The biggest problem with going through is the price of the house. It's too expensive for us to then have to put $50k into it in the immediate future. What we would offer (so that we could afford the renovations and mortgage) is significantly lower than the asking price and I am pretty sure that the owner will laugh at it. However, I absolutely don't think he'll be getting anywhere near the asking price, and since the property has never gotten far enough to have an inspection I am betting there are even bigger issues than the owner thinks.

We've roughly estimated what needs to be done and tried to plan phases. For example-best case scenario is tenants want to renew leases and we can have year to save up some cash. When the back tenant leaves, we start planning on gutting the house-and that takes as long as it takes (estimating a year without rent because of how long it will take and the rental market here is dictated by the university schedule). The front house we have the minimum we would do to it before we rented it out-update the kitchen and bathroom and fix one of the walls. Then we could up the rent. THEN once the back house is finished and rented out (for a much higher rent) we would go back to the front house and finish up the "extra" stuff that needs to be done, but not necessarily immediately.

We're going to talk to our realtor to see if she can feel out how low of an offer will be entertained and go from there. It is an exciting project that will definitely pay off in the next 5-10 years-but we still have to be able to afford our living expenses until then. Of course, I have several spreadsheets for all the different scenarios. When we estimated the costs we estimated high and then I almost doubled it.

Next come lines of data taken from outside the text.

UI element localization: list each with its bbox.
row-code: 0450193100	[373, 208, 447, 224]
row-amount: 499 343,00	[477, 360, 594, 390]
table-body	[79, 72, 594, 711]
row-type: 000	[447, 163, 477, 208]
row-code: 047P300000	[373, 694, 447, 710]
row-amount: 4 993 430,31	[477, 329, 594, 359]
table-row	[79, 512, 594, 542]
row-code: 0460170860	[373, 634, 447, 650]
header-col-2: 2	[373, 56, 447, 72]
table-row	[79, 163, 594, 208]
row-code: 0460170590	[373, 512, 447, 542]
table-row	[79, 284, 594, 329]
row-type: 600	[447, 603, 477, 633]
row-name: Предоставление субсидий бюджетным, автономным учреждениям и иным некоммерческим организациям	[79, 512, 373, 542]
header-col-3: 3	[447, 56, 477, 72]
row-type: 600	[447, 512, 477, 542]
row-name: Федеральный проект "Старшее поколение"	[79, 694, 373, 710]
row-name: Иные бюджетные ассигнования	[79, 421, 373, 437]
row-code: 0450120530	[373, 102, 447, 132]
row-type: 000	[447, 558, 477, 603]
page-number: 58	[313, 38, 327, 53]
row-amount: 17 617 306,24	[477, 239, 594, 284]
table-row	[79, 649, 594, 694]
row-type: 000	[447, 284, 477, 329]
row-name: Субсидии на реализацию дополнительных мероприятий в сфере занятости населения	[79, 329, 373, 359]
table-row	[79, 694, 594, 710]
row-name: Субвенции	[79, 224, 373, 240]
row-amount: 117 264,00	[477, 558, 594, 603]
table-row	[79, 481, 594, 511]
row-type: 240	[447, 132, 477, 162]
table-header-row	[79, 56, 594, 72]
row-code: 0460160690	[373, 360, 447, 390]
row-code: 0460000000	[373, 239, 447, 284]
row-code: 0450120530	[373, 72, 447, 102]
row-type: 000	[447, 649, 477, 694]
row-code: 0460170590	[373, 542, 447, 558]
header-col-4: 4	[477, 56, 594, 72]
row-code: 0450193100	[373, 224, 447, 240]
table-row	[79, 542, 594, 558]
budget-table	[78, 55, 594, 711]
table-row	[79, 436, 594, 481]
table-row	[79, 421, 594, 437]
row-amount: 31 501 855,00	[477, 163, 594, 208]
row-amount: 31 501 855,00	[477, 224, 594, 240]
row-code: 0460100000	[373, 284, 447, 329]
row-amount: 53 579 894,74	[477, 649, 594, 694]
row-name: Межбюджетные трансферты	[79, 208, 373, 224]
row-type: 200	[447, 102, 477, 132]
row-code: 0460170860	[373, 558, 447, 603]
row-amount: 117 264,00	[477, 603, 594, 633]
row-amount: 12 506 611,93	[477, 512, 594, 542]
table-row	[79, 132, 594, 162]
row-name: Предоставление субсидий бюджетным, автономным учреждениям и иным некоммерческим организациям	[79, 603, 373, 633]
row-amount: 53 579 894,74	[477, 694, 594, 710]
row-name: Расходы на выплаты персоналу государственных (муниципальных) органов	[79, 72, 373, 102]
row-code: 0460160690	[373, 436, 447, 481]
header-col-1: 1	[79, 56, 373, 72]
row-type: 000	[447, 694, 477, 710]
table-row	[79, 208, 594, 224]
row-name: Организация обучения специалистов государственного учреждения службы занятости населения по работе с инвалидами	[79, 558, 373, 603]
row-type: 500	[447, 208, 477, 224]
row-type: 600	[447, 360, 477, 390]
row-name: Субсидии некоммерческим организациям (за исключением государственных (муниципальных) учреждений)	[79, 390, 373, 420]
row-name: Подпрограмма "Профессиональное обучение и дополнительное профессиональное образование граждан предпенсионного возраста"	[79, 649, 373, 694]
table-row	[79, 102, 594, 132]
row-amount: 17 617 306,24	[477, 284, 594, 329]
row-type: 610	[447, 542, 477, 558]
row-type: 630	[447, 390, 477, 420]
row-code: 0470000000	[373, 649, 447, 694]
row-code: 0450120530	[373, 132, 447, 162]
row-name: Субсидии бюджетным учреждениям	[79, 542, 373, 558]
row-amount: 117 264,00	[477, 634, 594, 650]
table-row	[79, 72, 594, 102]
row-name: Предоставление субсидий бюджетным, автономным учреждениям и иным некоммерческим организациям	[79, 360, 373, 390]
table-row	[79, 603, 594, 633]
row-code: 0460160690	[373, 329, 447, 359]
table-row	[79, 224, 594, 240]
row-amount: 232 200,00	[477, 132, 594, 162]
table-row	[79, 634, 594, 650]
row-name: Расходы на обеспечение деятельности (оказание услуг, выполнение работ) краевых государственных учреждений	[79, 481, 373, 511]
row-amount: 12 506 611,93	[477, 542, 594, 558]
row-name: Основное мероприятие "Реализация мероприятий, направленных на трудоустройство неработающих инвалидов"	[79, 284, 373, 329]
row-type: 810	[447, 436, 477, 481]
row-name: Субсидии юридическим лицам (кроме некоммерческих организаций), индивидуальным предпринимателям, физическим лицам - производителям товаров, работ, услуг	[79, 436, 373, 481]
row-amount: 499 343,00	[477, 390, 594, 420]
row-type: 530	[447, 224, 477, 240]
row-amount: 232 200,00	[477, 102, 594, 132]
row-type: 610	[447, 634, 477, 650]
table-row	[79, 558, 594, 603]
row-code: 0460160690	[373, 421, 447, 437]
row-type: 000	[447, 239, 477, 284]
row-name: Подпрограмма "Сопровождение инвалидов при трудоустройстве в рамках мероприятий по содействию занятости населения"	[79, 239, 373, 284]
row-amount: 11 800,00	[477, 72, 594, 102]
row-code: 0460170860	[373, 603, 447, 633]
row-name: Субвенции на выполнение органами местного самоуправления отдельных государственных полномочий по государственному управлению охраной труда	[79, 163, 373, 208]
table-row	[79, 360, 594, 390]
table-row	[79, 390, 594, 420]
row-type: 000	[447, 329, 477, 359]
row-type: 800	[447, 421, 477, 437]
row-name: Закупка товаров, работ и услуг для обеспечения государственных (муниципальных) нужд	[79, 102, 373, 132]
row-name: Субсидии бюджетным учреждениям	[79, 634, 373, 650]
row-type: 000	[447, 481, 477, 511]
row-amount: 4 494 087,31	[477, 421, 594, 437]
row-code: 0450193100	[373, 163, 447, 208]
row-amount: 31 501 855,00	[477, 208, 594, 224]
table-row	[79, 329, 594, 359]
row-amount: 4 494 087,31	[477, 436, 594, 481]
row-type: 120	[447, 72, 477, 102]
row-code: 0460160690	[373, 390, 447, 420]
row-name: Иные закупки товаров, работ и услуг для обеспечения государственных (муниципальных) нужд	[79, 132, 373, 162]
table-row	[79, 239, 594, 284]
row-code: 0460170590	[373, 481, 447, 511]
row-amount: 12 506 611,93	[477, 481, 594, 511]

We have much to think about and discuss and sleep on.

4 Responses to “Saw the house”

  1. Ima saver Says:

    Have you ever owned a rental. I thought it would be a wonderful idea to buy a house and let the tenants (rental) make the payments. I bought three (40 years ago). They were a lot of work and I sold all 3 for less than I paid for them. (renters also trashed the houses.) It was not a good plan for me.

  2. CB in the City Says:

    Students in particular can be very rough tenants. I lived next door to a house that was rented to students. It went through two rounds of tenants with no (visible) problem, but the third set did so much damage that the whole house had to be gutted and done over. Just a warning to be sure you get references.

  3. jokeabee Says:

    Ima-I do currently own a rental, one several states away. There was one really tough period when I had to evict a tenant but overall it has been a positive experience. I know there will be more of those in my future if we continue on this path.

    CB- Our preferred tenants would be grad students/professors/visiting professors. This isn't a neighborhood where undergraduate students typically rent, not that there aren't any. We'll have a credit check and references be part of the rental application. We live about 3 blocks away, so I think that will also help knowing that "eyes" will be on the place.

  4. ceejay74 Says:

    That is very exciting, though sounds like a difficult decision either way. Good luck thinking it through!